We collected RNA-Seq and proteomic data from 10 vervet monkey liver samples and used the RNA-Seq data to curate sample-specific search databases which were analyzed in the program Morpheus. We compared these results against those from a search database generated from the reference vervet genome. A total of 284 previously unannotated splice junctions were predicted by the RNA-Seq data, 92 of which were confirmed by peptide spectral matches. More than half (53/92) of these unannotated splice variants had orthologs in other non-human primates, suggesting that failure to match these peptides in the reference analyses likely arose from incomplete gene model information. The sample-specific databases also identified 101 unique peptides containing single amino acid substitutions which were missed by the reference database. Because the sample-specific searches were restricted to actively expressed transcripts, the search databases were smaller, more computationally efficient, and identified more peptides at the empirically derived 1 % false discovery rate.

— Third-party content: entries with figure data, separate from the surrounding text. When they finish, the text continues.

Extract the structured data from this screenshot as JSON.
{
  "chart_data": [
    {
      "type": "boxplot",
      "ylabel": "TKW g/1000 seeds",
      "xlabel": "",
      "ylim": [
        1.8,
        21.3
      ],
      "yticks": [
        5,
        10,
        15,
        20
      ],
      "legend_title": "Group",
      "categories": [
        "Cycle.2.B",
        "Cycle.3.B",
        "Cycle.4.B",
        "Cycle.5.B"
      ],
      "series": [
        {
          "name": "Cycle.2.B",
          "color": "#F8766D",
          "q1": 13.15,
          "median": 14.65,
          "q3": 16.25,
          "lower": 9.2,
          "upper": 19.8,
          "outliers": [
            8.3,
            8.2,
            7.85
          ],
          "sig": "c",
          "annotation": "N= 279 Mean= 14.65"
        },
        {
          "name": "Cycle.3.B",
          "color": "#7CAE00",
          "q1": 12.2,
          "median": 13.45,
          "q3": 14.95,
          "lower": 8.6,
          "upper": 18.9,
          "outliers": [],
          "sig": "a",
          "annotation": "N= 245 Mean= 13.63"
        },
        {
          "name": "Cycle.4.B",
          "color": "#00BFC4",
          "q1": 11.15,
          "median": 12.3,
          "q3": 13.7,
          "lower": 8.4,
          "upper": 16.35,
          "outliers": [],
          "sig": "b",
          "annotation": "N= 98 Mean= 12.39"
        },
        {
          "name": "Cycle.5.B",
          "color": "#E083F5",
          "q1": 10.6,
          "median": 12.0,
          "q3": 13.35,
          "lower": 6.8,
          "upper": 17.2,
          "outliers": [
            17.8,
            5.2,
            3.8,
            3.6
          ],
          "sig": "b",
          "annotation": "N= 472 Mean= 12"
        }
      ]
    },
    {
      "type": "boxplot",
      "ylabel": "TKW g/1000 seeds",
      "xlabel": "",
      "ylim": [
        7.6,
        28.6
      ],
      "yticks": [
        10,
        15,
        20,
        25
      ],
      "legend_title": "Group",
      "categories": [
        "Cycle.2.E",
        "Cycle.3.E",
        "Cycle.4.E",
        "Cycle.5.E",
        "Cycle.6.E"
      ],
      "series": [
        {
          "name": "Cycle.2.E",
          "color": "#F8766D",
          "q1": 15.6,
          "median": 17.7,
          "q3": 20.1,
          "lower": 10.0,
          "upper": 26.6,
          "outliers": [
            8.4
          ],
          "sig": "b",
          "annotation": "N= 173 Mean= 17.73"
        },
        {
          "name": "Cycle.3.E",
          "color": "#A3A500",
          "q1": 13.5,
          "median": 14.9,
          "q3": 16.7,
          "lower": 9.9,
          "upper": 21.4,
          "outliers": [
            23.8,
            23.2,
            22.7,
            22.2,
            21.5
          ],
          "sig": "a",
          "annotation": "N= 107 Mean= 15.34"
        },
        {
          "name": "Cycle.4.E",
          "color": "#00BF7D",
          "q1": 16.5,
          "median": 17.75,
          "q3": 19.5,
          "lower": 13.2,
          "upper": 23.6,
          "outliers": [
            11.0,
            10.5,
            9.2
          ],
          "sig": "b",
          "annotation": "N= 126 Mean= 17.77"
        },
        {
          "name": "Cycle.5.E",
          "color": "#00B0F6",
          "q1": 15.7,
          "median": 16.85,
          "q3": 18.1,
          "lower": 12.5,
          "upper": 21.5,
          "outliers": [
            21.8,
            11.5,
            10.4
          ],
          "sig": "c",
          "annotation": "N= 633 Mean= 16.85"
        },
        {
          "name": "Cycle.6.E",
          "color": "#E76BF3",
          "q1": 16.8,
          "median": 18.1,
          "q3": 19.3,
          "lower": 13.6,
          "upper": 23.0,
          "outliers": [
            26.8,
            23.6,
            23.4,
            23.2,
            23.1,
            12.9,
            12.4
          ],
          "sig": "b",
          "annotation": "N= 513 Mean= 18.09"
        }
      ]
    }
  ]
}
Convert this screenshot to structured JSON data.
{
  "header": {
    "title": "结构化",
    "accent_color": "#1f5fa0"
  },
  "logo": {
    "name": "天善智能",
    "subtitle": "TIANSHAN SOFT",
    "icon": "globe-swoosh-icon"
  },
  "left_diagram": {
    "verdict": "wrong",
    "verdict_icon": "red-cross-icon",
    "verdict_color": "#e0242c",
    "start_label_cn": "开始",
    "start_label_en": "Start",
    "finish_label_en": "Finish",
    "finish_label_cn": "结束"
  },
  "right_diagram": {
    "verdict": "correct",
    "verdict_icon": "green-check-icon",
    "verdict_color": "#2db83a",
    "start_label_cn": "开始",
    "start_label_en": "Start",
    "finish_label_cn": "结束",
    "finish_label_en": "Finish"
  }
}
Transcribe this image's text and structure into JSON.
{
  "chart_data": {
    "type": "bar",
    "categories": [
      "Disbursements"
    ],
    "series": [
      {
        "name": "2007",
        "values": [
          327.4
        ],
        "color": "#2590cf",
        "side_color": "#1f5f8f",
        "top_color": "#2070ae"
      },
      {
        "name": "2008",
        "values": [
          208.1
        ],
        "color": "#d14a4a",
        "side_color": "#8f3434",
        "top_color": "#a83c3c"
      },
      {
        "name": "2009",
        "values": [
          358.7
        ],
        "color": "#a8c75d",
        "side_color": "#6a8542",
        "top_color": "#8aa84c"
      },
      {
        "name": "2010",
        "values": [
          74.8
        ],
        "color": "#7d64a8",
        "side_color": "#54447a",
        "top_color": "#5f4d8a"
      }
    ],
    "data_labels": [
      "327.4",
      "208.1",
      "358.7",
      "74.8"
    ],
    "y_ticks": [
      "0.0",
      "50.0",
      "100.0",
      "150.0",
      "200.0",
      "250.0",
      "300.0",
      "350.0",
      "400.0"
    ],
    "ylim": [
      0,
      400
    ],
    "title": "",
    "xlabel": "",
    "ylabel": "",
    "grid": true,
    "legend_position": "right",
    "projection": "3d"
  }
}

Proteogenomic approaches are ideally suited to facilitate the discovery and annotation of proteins in less widely studies animal models such as non-human primates. We expect that these approaches will help to improve existing genome annotations of non-human primate species such as vervet.
shotgun 蛋白质组学利用数据库搜索策略将检测到的质谱与从参考基因组信息衍生的理论光谱库进行比较。因此,蛋白质组学结果的可靠性取决于参考基因组中基因注释的完整性和准确性。对于疾病的动物模型,如非人类灵长类动物,基因组注释不完整,蛋白质基因组学方法可以通过整合 RNA-Seq 的转录数据来改进蛋白质组学搜索数据库,从而提高肽谱匹配中蛋白质的检测。从 RNA-Seq 数据中衍生的定制搜索数据库能够识别未注释的遗传和剪接变体,同时将比较数量减少到仅针对组织中活跃表达的转录本。
我们从 10 只长尾猕猴肝脏样本中收集了 RNA-Seq 和蛋白质组学数据,并使用 RNA-Seq 数据来整理特定于样本的搜索数据库,这些数据库在程序 Morpheus 中进行了分析。我们将这些结果与从参考长尾猕猴基因组生成的搜索数据库进行了比较。RNA-Seq 数据共预测了 284 个先前未注释的剪接接头,其中 92 个被肽谱匹配证实。这些未注释的剪接变体中有一半以上(53/92)在其他非人类灵长类动物中有同源物,这表明在参考分析中未能匹配这些肽很可能是由于基因模型信息不完整。特定于样本的数据库还鉴定了 101 个含有单个氨基酸替换的独特肽,这些肽在参考数据库中被遗漏。由于特定于样本的搜索仅限于活跃表达的转录本,因此搜索数据库更小,计算效率更高,并且在经验上确定的 1%假发现率下鉴定了更多的肽。
蛋白质基因组学方法非常适合促进在研究较少的动物模型(如非人类灵长类动物)中发现和注释蛋白质。我们期望这些方法将有助于改进非人类灵长类物种(如长尾猕猴)的现有基因组注释。